Final day: Submissions to third DSM-5 stakeholder review

Final day: Submissions to third DSM-5 stakeholder review

Post #183 Shortlink: http://wp.me/pKrrB-2fn

The third and final stakeholder review is scheduled to close today, Friday, June 15.

I am collating copies of submissions on these pages.

A copy of my own comment is published below in text and PDF format. If you are unable to submit your own letter or short of time, please consider endorsing Mary Dimmock’s submission or one of the other submissions or one from last year with a note to say that although the criteria have been revised since last year, the underlying concerns remain.

 

Submission from UK advocate Suzy Chapman

Full text in PDF:     Chapman DSM-5 submission 2012

For the attention of the Somatic Symptom Disorders Work Group: Chair Joel E. Dimsdale, M.D.

Submitted by Suzy Chapman, advocate and parent/carer of young adult with chronic illness.
Website owner of https://dxrevisionwatch.wordpress.com formerly http://dsm5watch.wordpress.com

Submission in response to J 00 Somatic Symptom Disorder

I note that at June 14, APA has published no report on the results of the DSM-5 field trials. The majority of stakeholders wishing to provide feedback on this third release of draft proposals have no information on the make-up of the SSD study groups, the numbers studied within each of the three arms or the resulting data.

  • Stakeholders have been obliged to submit comment without the benefit of scrutiny of field trial results to inform their submissions. This is not acceptable.

For the first and second release of draft proposals, a 7 page “Disorders Description” document and a 14 page “Rationale/Validity Propositions/Justification of Criteria” document accompanied proposals and expanded on the website Proposals, Criteria, Rationale and Severity content for this category section. In the case of the latter, this included five pages of references to published and unpublished papers, including a number of papers authored or co-authored by members of the SSD Work Group. With the release of this third and final draft, no updated versions of these two documents were published that reflect significant revisions to SSD criteria between the second and third draft.

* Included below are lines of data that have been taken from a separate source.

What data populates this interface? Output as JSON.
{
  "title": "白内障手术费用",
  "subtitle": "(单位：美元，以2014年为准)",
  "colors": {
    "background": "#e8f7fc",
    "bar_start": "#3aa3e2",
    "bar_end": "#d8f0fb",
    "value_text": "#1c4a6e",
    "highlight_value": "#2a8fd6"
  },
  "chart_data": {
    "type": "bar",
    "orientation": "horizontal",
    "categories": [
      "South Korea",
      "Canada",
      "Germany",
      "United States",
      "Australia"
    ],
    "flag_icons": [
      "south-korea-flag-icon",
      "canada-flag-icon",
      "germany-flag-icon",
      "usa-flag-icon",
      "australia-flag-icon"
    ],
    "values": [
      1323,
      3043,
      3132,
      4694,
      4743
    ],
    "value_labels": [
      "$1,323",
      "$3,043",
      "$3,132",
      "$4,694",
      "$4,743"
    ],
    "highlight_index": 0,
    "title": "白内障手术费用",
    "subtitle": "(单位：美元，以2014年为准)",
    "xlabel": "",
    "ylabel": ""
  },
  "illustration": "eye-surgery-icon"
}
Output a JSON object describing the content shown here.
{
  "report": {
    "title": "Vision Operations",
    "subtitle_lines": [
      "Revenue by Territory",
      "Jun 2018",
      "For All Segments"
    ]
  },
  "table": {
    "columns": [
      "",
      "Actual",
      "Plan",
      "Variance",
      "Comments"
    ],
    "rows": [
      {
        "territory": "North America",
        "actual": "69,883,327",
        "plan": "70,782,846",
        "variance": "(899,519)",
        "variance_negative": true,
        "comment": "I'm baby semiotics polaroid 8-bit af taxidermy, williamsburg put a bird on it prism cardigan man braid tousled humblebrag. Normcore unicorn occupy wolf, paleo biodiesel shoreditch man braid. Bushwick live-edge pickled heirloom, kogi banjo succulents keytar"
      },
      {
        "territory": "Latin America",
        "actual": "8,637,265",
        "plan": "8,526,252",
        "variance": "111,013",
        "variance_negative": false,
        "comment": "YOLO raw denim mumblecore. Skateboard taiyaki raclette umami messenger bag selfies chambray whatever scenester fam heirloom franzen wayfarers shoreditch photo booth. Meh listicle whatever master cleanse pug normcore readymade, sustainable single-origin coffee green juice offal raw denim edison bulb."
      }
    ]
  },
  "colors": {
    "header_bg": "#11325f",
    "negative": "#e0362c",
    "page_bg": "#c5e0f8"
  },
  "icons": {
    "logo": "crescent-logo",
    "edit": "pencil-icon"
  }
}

The unrevised versions have been removed from the website.

  • Stakeholders have been denied access to the more expansive rationales and validity propositions set out within these two documents, the research papers that have been relied on and more detailed explanations for the revisions made to criteria between the second and third iterations in response to field trial results and internal/external input. If the Work Group considered these documents essential background information for the first and second drafts it is unreasonable not to have provided stakeholders with updated versions for this third draft.

The “Rationale/Validity Propositions/Justification of Criteria” document (as published May 4, 2011, for the second public review) states:

“…It is unclear how these changes would affect the base rate of disorders now recognized as somatoform disorders. One might conclude that the rate of diagnosis of CSSD would fall, particularly if some disorders previously diagnosed as somatoform were now diagnosed elsewhere (such as adjustment disorder). On the other hand, there are also considerable data to suggest that physicians actively avoid using the older 6 diagnoses because they find them confusing or pejorative. So, with the CSSD classification, there may be an increase in diagnosis.”